The organization provides medical and mental health treatments to soldiers at its primary rehab location in Kiryat Ono. However, it also offers financial, emotional, and legal support for Israel’s heroes.

“We’re an organization that helps wounded soldiers, period,” said Belev Echad delegation manager and event coordinator Lauren Sobel. “We have many different types of doctors that come through every single day, actually, where these guys can have these appointments, treatments, etc., free of cost. If we don’t have something somebody needs, then we will quite literally build it from the ground up for them.”

The organization says that most of its employees at the house in Kiryat Ono are wounded soldiers, meaning the care for incoming soldiers is given by people who get it.

“The second that somebody steps into the house, they’re automatically greeted by somebody who understands them,” Sobel said.

The organization offers more than mental health support, however. It offers community building events and activities such as surfing, soccer matches, volleyball games, and a mixed martial arts program.

Additionally, it offers the soldiers a chance to go on an all-expenses-paid vacation as part of their recovery process. Belev Echad takes the soldiers to either Miami, New York, or Los Angeles to let off some steam and meet members of the local Jewish community. The trips strengthen the bond between the soldiers, as well as US-Israel relations.

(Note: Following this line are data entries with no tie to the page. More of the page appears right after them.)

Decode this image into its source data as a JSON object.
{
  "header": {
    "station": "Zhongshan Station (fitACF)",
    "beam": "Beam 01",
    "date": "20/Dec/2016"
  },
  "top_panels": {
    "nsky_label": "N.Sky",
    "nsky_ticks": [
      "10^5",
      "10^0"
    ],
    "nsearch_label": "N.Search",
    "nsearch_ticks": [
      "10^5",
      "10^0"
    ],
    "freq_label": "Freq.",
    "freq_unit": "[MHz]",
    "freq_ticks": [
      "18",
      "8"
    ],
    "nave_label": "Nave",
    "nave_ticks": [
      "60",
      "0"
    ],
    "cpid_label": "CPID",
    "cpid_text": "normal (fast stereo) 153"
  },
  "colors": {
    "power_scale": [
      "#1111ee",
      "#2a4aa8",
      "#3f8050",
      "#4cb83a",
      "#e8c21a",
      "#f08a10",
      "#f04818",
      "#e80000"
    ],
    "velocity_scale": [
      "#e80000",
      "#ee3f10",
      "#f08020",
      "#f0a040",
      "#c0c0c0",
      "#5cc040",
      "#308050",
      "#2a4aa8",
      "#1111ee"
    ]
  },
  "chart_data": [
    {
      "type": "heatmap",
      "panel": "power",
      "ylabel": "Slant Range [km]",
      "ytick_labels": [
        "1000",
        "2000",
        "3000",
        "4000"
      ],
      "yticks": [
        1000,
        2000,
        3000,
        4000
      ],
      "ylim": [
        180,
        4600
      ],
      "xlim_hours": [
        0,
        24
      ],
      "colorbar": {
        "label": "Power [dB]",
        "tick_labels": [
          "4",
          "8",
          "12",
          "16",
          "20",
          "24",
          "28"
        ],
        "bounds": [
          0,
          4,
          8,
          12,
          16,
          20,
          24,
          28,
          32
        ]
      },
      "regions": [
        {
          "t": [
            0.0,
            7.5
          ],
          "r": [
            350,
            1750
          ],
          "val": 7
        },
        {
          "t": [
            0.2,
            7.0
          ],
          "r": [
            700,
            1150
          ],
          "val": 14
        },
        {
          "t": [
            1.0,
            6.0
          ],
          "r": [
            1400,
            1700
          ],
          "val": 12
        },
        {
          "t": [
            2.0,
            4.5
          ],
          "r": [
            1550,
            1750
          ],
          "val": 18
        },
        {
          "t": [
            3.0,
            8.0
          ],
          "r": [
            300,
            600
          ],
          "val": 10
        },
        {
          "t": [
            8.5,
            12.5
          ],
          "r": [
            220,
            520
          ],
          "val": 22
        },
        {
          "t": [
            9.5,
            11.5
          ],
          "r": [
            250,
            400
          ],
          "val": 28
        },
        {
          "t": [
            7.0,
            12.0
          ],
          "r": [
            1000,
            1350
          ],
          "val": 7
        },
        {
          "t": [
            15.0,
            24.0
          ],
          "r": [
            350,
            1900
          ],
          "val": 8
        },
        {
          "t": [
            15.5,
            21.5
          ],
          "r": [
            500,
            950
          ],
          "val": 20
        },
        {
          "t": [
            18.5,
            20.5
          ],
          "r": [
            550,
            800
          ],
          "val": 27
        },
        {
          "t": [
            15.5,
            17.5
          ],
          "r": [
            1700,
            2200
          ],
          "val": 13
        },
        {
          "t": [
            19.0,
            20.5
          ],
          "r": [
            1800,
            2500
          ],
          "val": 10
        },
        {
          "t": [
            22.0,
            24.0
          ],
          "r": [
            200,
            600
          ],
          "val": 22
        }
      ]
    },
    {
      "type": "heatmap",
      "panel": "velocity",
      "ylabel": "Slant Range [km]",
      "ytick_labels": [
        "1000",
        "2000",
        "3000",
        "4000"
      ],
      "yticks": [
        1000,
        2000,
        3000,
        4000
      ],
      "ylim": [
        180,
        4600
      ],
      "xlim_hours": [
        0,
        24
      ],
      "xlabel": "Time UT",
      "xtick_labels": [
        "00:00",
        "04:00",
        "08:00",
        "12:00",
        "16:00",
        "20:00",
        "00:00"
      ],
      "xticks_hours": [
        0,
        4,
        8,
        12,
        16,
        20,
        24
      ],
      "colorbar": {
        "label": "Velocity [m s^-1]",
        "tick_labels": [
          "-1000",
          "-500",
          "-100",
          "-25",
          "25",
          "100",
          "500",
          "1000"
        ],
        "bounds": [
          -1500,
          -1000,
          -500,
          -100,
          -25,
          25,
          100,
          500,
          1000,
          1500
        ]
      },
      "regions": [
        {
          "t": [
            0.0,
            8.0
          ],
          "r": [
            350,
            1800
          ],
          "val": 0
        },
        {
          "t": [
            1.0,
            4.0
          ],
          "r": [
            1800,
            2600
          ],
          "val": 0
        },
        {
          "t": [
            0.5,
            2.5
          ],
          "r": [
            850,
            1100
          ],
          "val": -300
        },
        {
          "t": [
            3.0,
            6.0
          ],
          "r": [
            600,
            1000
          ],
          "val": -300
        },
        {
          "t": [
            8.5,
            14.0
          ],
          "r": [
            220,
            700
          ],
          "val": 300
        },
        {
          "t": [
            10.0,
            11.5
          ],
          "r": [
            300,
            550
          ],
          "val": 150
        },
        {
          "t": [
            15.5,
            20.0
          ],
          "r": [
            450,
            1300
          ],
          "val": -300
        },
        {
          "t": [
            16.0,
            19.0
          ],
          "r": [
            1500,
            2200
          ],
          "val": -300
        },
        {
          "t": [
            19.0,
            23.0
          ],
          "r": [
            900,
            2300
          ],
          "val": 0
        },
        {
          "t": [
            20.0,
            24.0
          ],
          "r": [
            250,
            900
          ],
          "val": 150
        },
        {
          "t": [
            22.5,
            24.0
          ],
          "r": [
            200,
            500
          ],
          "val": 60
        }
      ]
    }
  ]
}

ASSARAF WAS one of eight soldiers selected to travel to Miami on one of these delegation trips. He said he originally wasn’t looking forward to the trip, but he thinks now that sharing his story with others has helped him.

“I wasn’t happy or excited. I thought: Now isn’t the time for a vacation. There’s a war,” he said. “But when I went to Belev Echad and told the other guys my story, that helped me.”

Soldiers act as a system of support 

The organization has provided nearly 2,000 PTSD treatments for soldiers. But outside of that, the soldiers act as a support system for each other.

Even on this Miami trip, the eight boys cracked jokes about their situation that only they can fully understand. They were one little unit, and they just seemed lighter around each other.

For Assaraf, this trip meant he had people who just get it without him having to go into detail.

“When I talk about it, I just go back to the situation,” he said. “They [fellow wounded soldiers with Belev Echad] know everything that’s on my mind. Even if we have a different experience, it’s almost the same.”